According to max Muller, the spiritualization and then deification of natural phenomena were promoted by the figurative expressions that the savage applied to these phenomena. Amazed by their greatness and mystery, he began to apply to them the predicates peculiar to living beings, such as – “immortal” (amarts), “shining” (Devas), “living” (Asuras). And such names for the savage received a very real and immediate meaning, in consequence of which he began to look at the very phenomena and objects of nature as living, active and feeling beings, similar to man, but towering over him with their power. By such picturesque expressions, the savage easily transformed the various relations between the phenomena of nature into poetic myths, which to him did not seem at all a figment of the imagination, but expressed an actual fact. Speaking, for example, of such a phenomenon as the disappearance of the dew appearing at dawn from the rays of the sun, and giving his speech poetic, figurative expressions, the savage easily creates a kind of myth that the pearl nymph Dew, born of the goddess Zareyu, melts from love for the radiant God Sun.

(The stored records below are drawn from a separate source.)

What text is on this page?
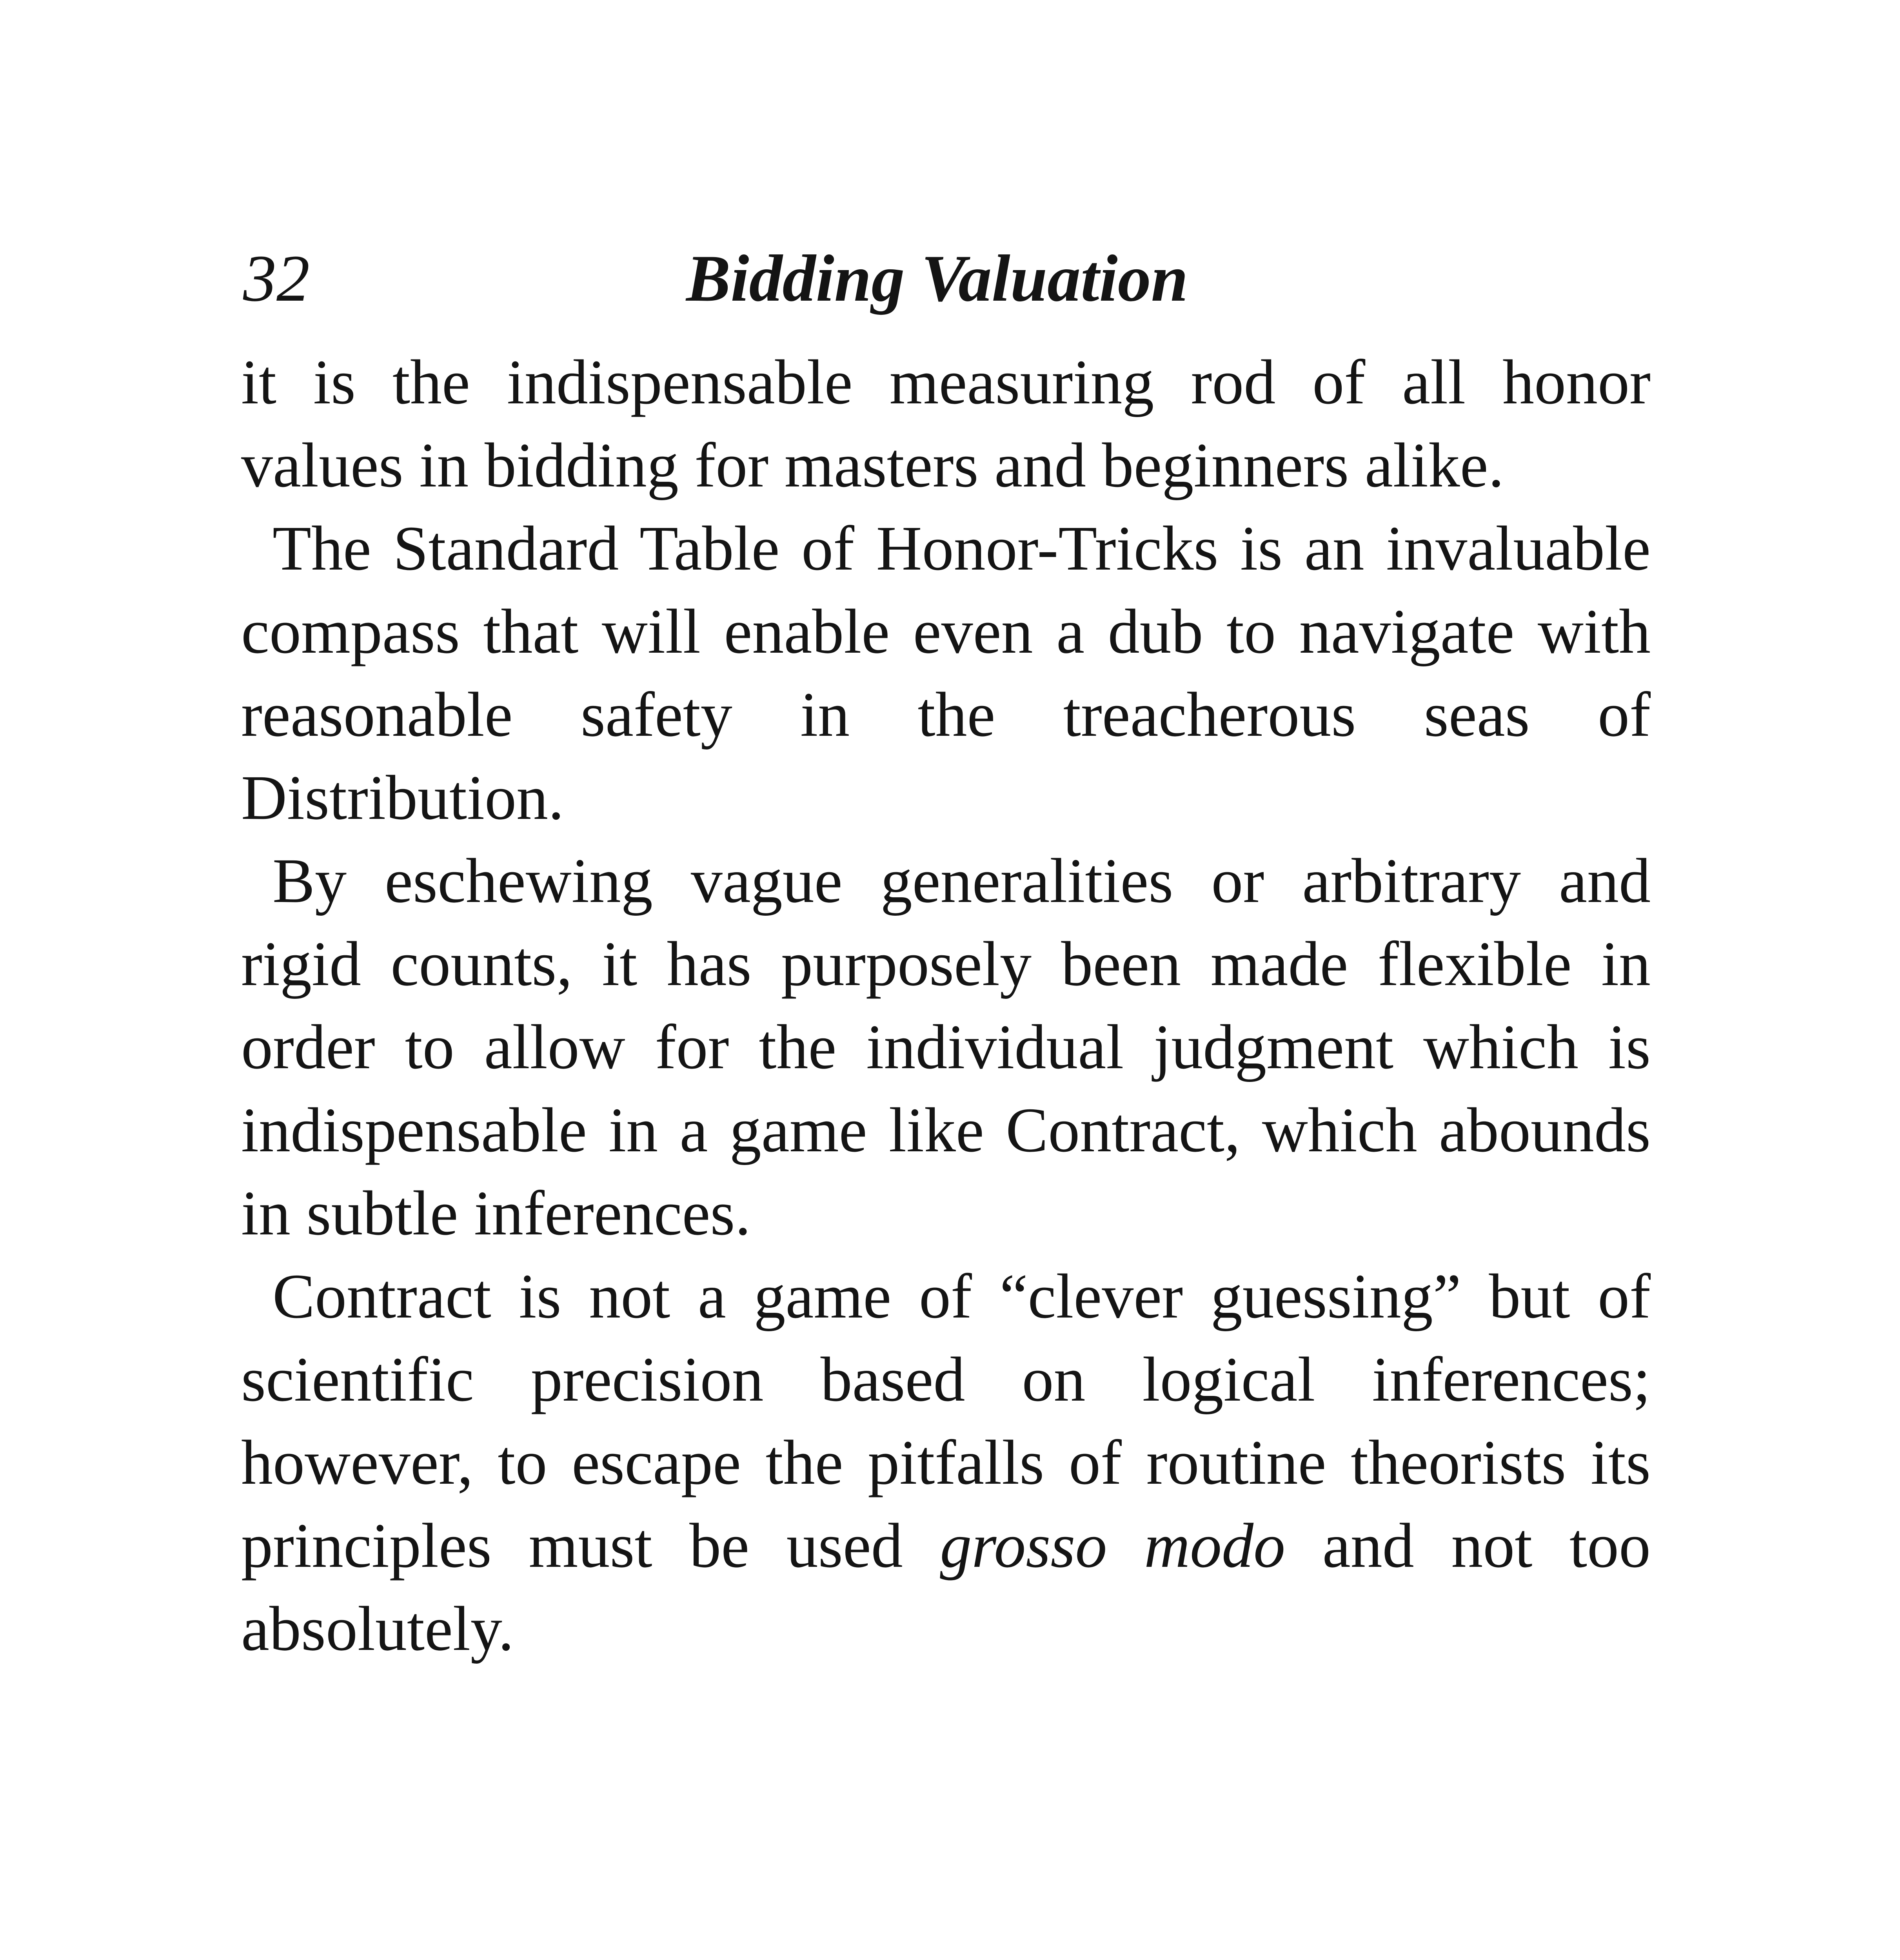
32	Bidding Valuation

it is the indispensable measuring rod of all honor values in bidding for masters and beginners alike.

The Standard Table of Honor-Tricks is an invaluable compass that will enable even a dub to navigate with reasonable safety in the treacherous seas of Distribution.

By eschewing vague generalities or arbitrary and rigid counts, it has purposely been made flexible in order to allow for the individual judgment which is indispensable in a game like Contract, which abounds in subtle inferences.

Contract is not a game of “clever guessing” but of scientific precision based on logical inferences; however, to escape the pitfalls of routine theorists its principles must be used grosso modo and not too absolutely.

Once formed the view of the natural phenomena of nature as living beings, related to man or with favor, or with hostility, the savage must naturally have a desire to enter into communication with them, in order to gain their favor. To appease these powerful beings he thought by the same means that he used in ordinary life to gain the favor of strong and necessary people; thus, the religious cult was introduced the same treats in the form of victims, the same signs of submission, the same pleasures and entertainment that take place in the human community.

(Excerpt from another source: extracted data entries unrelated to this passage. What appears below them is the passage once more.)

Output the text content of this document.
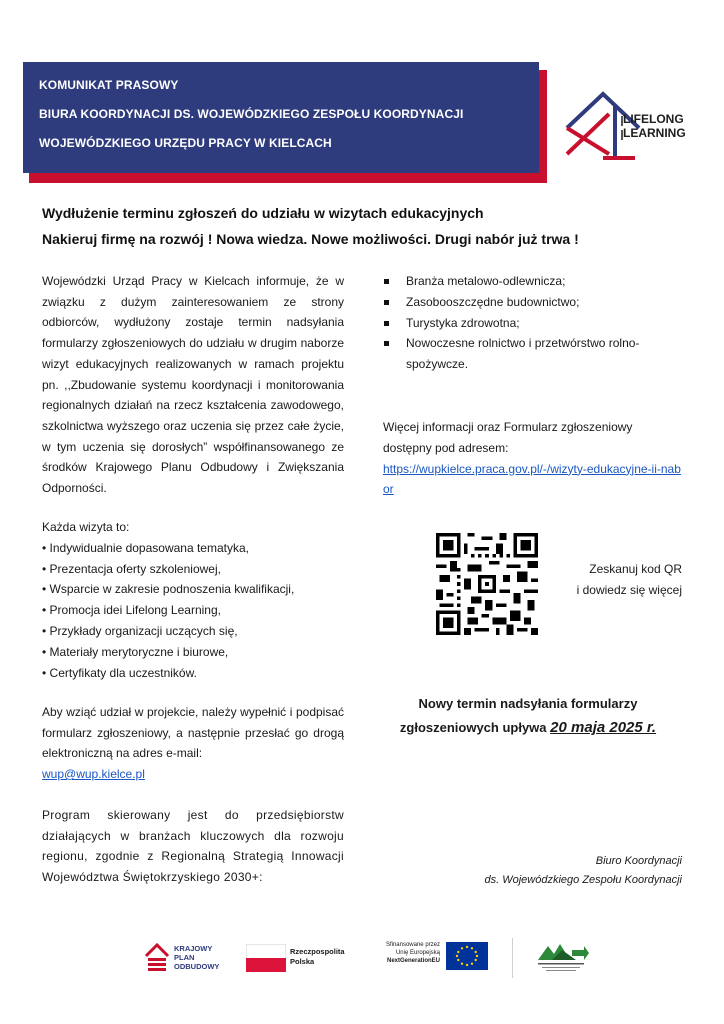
KOMUNIKAT PRASOWY
BIURA KOORDYNACJI DS. WOJEWÓDZKIEGO ZESPOŁU KOORDYNACJI
WOJEWÓDZKIEGO URZĘDU PRACY W KIELCACH
LIFELONG
LEARNING
Wydłużenie terminu zgłoszeń do udziału w wizytach edukacyjnych
Nakieruj firmę na rozwój ! Nowa wiedza. Nowe możliwości. Drugi nabór już trwa !

Wojewódzki Urząd Pracy w Kielcach informuje, że w związku z dużym zainteresowaniem ze strony odbiorców, wydłużony zostaje termin nadsyłania formularzy zgłoszeniowych do udziału w drugim naborze wizyt edukacyjnych realizowanych w ramach projektu pn. ,,Zbudowanie systemu koordynacji i monitorowania regionalnych działań na rzecz kształcenia zawodowego, szkolnictwa wyższego oraz uczenia się przez całe życie, w tym uczenia się dorosłych” współfinansowanego ze środków Krajowego Planu Odbudowy i Zwiększania Odporności.

Każda wizyta to:
• Indywidualnie dopasowana tematyka,
• Prezentacja oferty szkoleniowej,
• Wsparcie w zakresie podnoszenia kwalifikacji,
• Promocja idei Lifelong Learning,
• Przykłady organizacji uczących się,
• Materiały merytoryczne i biurowe,
• Certyfikaty dla uczestników.

Aby wziąć udział w projekcie, należy wypełnić i podpisać formularz zgłoszeniowy, a następnie przesłać go drogą elektroniczną na adres e-mail:
wup@wup.kielce.pl

Program skierowany jest do przedsiębiorstw działających w branżach kluczowych dla rozwoju regionu, zgodnie z Regionalną Strategią Innowacji Województwa Świętokrzyskiego 2030+:

Branża metalowo-odlewnicza;
Zasobooszczędne budownictwo;
Turystyka zdrowotna;
Nowoczesne rolnictwo i przetwórstwo rolno-spożywcze.
Więcej informacji oraz Formularz zgłoszeniowy dostępny pod adresem:
https://wupkielce.praca.gov.pl/-/wizyty-edukacyjne-ii-nabor
Zeskanuj kod QR
i dowiedz się więcej
Nowy termin nadsyłania formularzy
zgłoszeniowych upływa 20 maja 2025 r.
Biuro Koordynacji
ds. Wojewódzkiego Zespołu Koordynacji
KRAJOWY
PLAN
ODBUDOWY
Rzeczpospolita
Polska
Sfinansowane przez
Unię Europejską
NextGenerationEU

Thus arose, according to the proponents of the naturalistic theory, the religious veneration of the deified great phenomena of nature. But some scientists, defending the same theory, consider the subject of the first religious worship small phenomena of nature, which include trees, mountains, groves, rivers, animals, etc. so thinks the researcher of the religions of uncultured peoples Reville and other French scientists, and partly also Max Muller; the latter says that “man from the deification of semi-tangible objects (mountains, rivers, land, sea, etc.). as a demi-deity, 4 he went on to deify intangible objects (the sky, the stars, the dawn, etc.), which became for him deities in the true meaning of this word.” To the worship of the small phenomena of nature primitive man came as if in the same way as he came to the worship of the great phenomena.